Ever-increasing use of cloud-based and mobile technology is opening up unprecedented vulnerabilities within organisations. Whilst mobile and remote working is now considered the norm, many employees are unaware of the threats they face. Danger areas include hotels, conferences, airports and shared computers. The targets for attack include smartphones, tablets, laptops and storage devices such as USB drives. In March 2015, Wired Magazine reported that researchers had discovered a vulnerability in hotel Wi-Fi routers allowing attackers to distribute malware, monitor and record data sent over the network. In response, IT application vendors are naturally seeking to enhance features of their security applications.
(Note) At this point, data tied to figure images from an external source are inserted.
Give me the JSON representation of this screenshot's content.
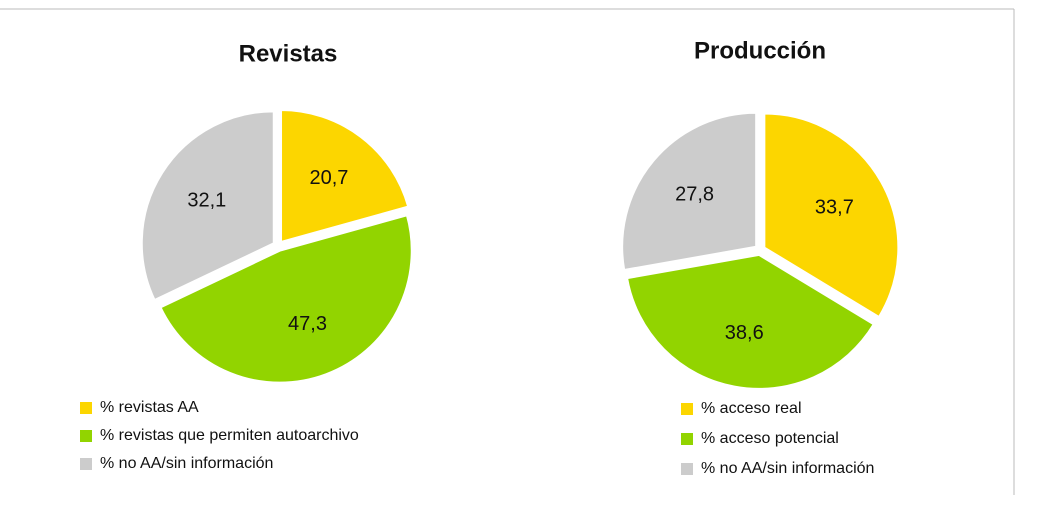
{
  "chart_data": [
    {
      "type": "pie",
      "title": "Revistas",
      "categories": [
        "% revistas AA",
        "% revistas que permiten autoarchivo",
        "% no AA/sin información"
      ],
      "values": [
        20.7,
        47.3,
        32.1
      ],
      "value_labels": [
        "20,7",
        "47,3",
        "32,1"
      ],
      "colors": [
        "#fcd600",
        "#92d400",
        "#cccccc"
      ]
    },
    {
      "type": "pie",
      "title": "Producción",
      "categories": [
        "% acceso real",
        "% acceso potencial",
        "% no AA/sin información"
      ],
      "values": [
        33.7,
        38.6,
        27.8
      ],
      "value_labels": [
        "33,7",
        "38,6",
        "27,8"
      ],
      "colors": [
        "#fcd600",
        "#92d400",
        "#cccccc"
      ]
    }
  ]
}
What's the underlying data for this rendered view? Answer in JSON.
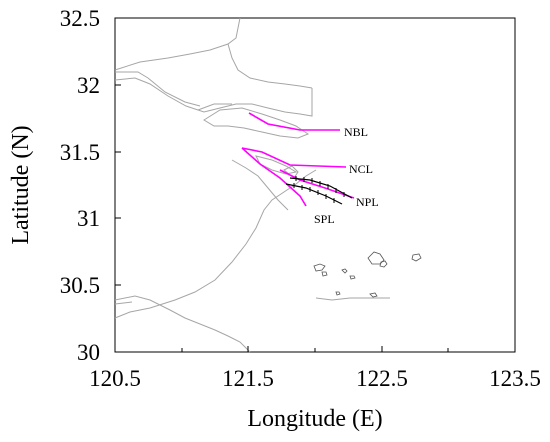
{
  "map": {
    "x_axis": {
      "title": "Longitude (E)",
      "ticks": [
        "120.5",
        "121.5",
        "122.5",
        "123.5"
      ],
      "minor_ticks": [
        "121",
        "122",
        "123"
      ],
      "range": [
        120.5,
        123.5
      ]
    },
    "y_axis": {
      "title": "Latitude (N)",
      "ticks": [
        "30",
        "30.5",
        "31",
        "31.5",
        "32",
        "32.5"
      ],
      "range": [
        30,
        32.5
      ]
    },
    "colors": {
      "section_lines": "#ff00ff",
      "dikes": "#000000",
      "coastline": "#a6a6a6"
    },
    "annotations": [
      {
        "label": "NBL"
      },
      {
        "label": "NCL"
      },
      {
        "label": "NPL"
      },
      {
        "label": "SPL"
      }
    ]
  }
}
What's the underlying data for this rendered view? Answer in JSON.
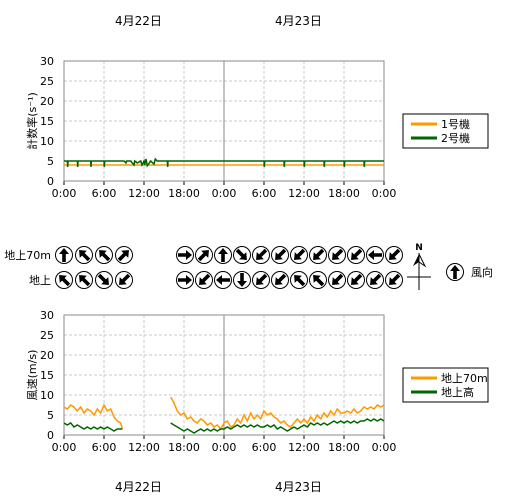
{
  "dates": [
    "4月22日",
    "4月23日"
  ],
  "time_ticks": [
    "0:00",
    "6:00",
    "12:00",
    "18:00",
    "0:00",
    "6:00",
    "12:00",
    "18:00",
    "0:00"
  ],
  "wind_rows": {
    "upper": "地上70m",
    "lower": "地上"
  },
  "compass": {
    "north": "N",
    "legend_label": "風向"
  },
  "chart_data": [
    {
      "type": "line",
      "title": "",
      "xlabel": "",
      "ylabel": "計数率(s⁻¹)",
      "x_unit": "hours from 4月22日 0:00",
      "xlim": [
        0,
        48
      ],
      "ylim": [
        0,
        30
      ],
      "yticks": [
        0,
        5,
        10,
        15,
        20,
        25,
        30
      ],
      "grid": true,
      "legend_position": "right",
      "series": [
        {
          "name": "1号機",
          "color": "#ff9900",
          "x": [
            0,
            6,
            12,
            18,
            24,
            30,
            36,
            42,
            48
          ],
          "y": [
            4,
            4,
            4,
            4,
            4,
            4,
            4,
            4,
            4
          ]
        },
        {
          "name": "2号機",
          "color": "#006600",
          "x": [
            0,
            0.5,
            0.55,
            0.6,
            2,
            2.05,
            2.1,
            4,
            4.05,
            4.1,
            6,
            6.05,
            6.1,
            7,
            9,
            9.3,
            9.4,
            10,
            10.5,
            10.6,
            11,
            11.5,
            11.7,
            12,
            12.1,
            12.3,
            12.5,
            12.8,
            13,
            13.5,
            13.7,
            14,
            15.5,
            15.55,
            15.6,
            18,
            21,
            24,
            30,
            30.05,
            30.1,
            33,
            33.05,
            33.1,
            36,
            36.05,
            36.1,
            39,
            39.05,
            39.1,
            42,
            42.05,
            42.1,
            45,
            45.05,
            45.1,
            48
          ],
          "y": [
            5,
            5,
            3.5,
            5,
            5,
            3.5,
            5,
            5,
            3.5,
            5,
            5,
            3.5,
            5,
            5,
            5,
            4.5,
            5,
            5,
            4,
            5,
            4.5,
            5,
            4,
            5,
            4,
            5.5,
            3.8,
            4.5,
            5,
            4.2,
            5.5,
            5,
            5,
            3.5,
            5,
            5,
            5,
            5,
            5,
            3.5,
            5,
            5,
            3.5,
            5,
            5,
            3.5,
            5,
            5,
            3.5,
            5,
            5,
            3.5,
            5,
            5,
            3.5,
            5,
            5
          ]
        }
      ]
    },
    {
      "type": "line",
      "title": "",
      "xlabel": "",
      "ylabel": "風速(m/s)",
      "x_unit": "hours from 4月22日 0:00",
      "xlim": [
        0,
        48
      ],
      "ylim": [
        0,
        30
      ],
      "yticks": [
        0,
        5,
        10,
        15,
        20,
        25,
        30
      ],
      "grid": true,
      "legend_position": "right",
      "series": [
        {
          "name": "地上70m",
          "color": "#ff9900",
          "segments": [
            {
              "x": [
                0,
                0.5,
                1,
                1.5,
                2,
                2.5,
                3,
                3.5,
                4,
                4.5,
                5,
                5.5,
                6,
                6.5,
                7,
                7.5,
                8,
                8.5,
                8.75
              ],
              "y": [
                7,
                6.5,
                7.5,
                7,
                6,
                7,
                5.5,
                6.5,
                6,
                5,
                6.5,
                5.5,
                7.5,
                6,
                6.5,
                4.5,
                3.5,
                3,
                1.5
              ]
            },
            {
              "x": [
                16,
                16.5,
                17,
                17.5,
                18,
                18.5,
                19,
                19.5,
                20,
                20.5,
                21,
                21.5,
                22,
                22.5,
                23,
                23.5,
                24,
                24.5,
                25,
                25.5,
                26,
                26.5,
                27,
                27.5,
                28,
                28.5,
                29,
                29.5,
                30,
                30.5,
                31,
                31.5,
                32,
                32.5,
                33,
                33.5,
                34,
                34.5,
                35,
                35.5,
                36,
                36.5,
                37,
                37.5,
                38,
                38.5,
                39,
                39.5,
                40,
                40.5,
                41,
                41.5,
                42,
                42.5,
                43,
                43.5,
                44,
                44.5,
                45,
                45.5,
                46,
                46.5,
                47,
                47.5,
                48
              ],
              "y": [
                9.5,
                8,
                6,
                5,
                5.5,
                4,
                4.5,
                3.5,
                3,
                4,
                3.5,
                2.5,
                3,
                2,
                2.5,
                1.5,
                3,
                3.5,
                2,
                2.5,
                4,
                3,
                5,
                3.5,
                5.5,
                4,
                5,
                4,
                6,
                5,
                5.5,
                4.5,
                4,
                3,
                3.5,
                2.5,
                2,
                3,
                4,
                3,
                4,
                3,
                4.5,
                3.5,
                5,
                4,
                5.5,
                4.5,
                6,
                5,
                6.5,
                5.5,
                5.5,
                6,
                5.5,
                6.5,
                5.5,
                6,
                7,
                6.5,
                7,
                6.5,
                7.5,
                7,
                7.5
              ]
            }
          ]
        },
        {
          "name": "地上高",
          "color": "#006600",
          "segments": [
            {
              "x": [
                0,
                0.5,
                1,
                1.5,
                2,
                2.5,
                3,
                3.5,
                4,
                4.5,
                5,
                5.5,
                6,
                6.5,
                7,
                7.5,
                8,
                8.5,
                8.75
              ],
              "y": [
                3,
                2.5,
                3,
                2,
                2.5,
                2,
                1.5,
                2,
                1.5,
                2,
                1.5,
                2,
                1.5,
                2,
                1.5,
                1,
                1.5,
                1.5,
                1.5
              ]
            },
            {
              "x": [
                16,
                16.5,
                17,
                17.5,
                18,
                18.5,
                19,
                19.5,
                20,
                20.5,
                21,
                21.5,
                22,
                22.5,
                23,
                23.5,
                24,
                24.5,
                25,
                25.5,
                26,
                26.5,
                27,
                27.5,
                28,
                28.5,
                29,
                29.5,
                30,
                30.5,
                31,
                31.5,
                32,
                32.5,
                33,
                33.5,
                34,
                34.5,
                35,
                35.5,
                36,
                36.5,
                37,
                37.5,
                38,
                38.5,
                39,
                39.5,
                40,
                40.5,
                41,
                41.5,
                42,
                42.5,
                43,
                43.5,
                44,
                44.5,
                45,
                45.5,
                46,
                46.5,
                47,
                47.5,
                48
              ],
              "y": [
                3,
                2.5,
                2,
                1.5,
                1,
                1.5,
                1,
                0.5,
                1,
                1.5,
                1,
                1.5,
                1,
                1.5,
                1,
                1.5,
                1.5,
                2,
                1.5,
                2,
                2.5,
                2,
                2.5,
                2,
                2.5,
                2,
                2.5,
                2,
                2,
                2.5,
                2,
                2.5,
                1.5,
                2,
                1.5,
                1,
                1.5,
                2,
                1.5,
                2,
                2.5,
                2,
                3,
                2.5,
                3,
                2.5,
                3,
                2.5,
                3,
                3.5,
                3,
                3.5,
                3,
                3.5,
                3,
                3.5,
                3,
                3.5,
                3.5,
                4,
                3.5,
                4,
                3.5,
                4,
                3.5
              ]
            }
          ]
        }
      ]
    }
  ],
  "wind_directions": {
    "upper": {
      "day1": [
        "N",
        "NW",
        "NW",
        "NE"
      ],
      "day2": [
        "E",
        "NE",
        "N",
        "SE",
        "SW",
        "SW",
        "SW",
        "SW",
        "SW",
        "SW",
        "W",
        "SW"
      ]
    },
    "lower": {
      "day1": [
        "NW",
        "NW",
        "SE",
        "SW"
      ],
      "day2": [
        "E",
        "SW",
        "W",
        "S",
        "SW",
        "SW",
        "NW",
        "NW",
        "SW",
        "SW",
        "SW",
        "SW"
      ]
    }
  }
}
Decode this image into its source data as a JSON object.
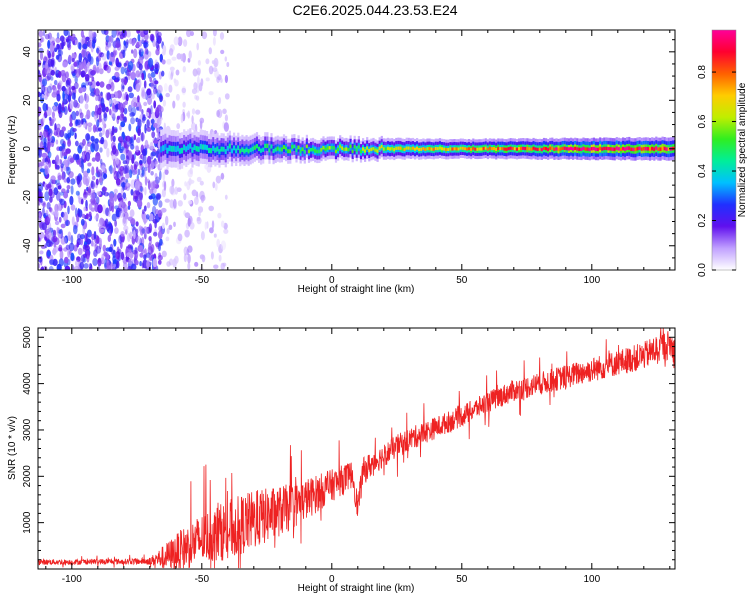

Microsoft is one example of a large trade acquirer that is actively snapping up emerging IT security businesses, having already made four acquisitions this year – Secure Islands, Adallom, Equivio and Aorato. In addition, Microsoft CEO Satya Nadella has recently stated that the business pumps over $1bn into security R&D annually including the launch of the Microsoft Enterprise Security Group utilising a worldwide network of security experts. Closer to home, Cisco announced its intent to acquire IT security consultancy Portcullis early next year to provide strategic guidance to their European client base. It is clear that larger players are investing in data protection, cloud-based service monitoring, forensic testing and vulnerability identification assessment tools to reduce the risks of cyber hacking.
In spite of this, SMEs in particular continue to be targeted by cyber criminals who exploit business owners who commit limited resources towards IT security and protection methods. PWC’s 2015 Information Security Breach Survey suggested that 74% of SMEs have suffered a security breach, up from 60% in 2014. In response, businesses need to invest in preventative methods such as implementing firewall and anti-virus software, using virtual private networks, controlling access with two-factor authentication and using stronger passwords.
Whilst it is inevitable that cybercrime will continue to grow at both ends of the scale, as more and more incidents hit the press, more organisations will invest in counter-methods and additional protection. After all, the best offence is a good defence.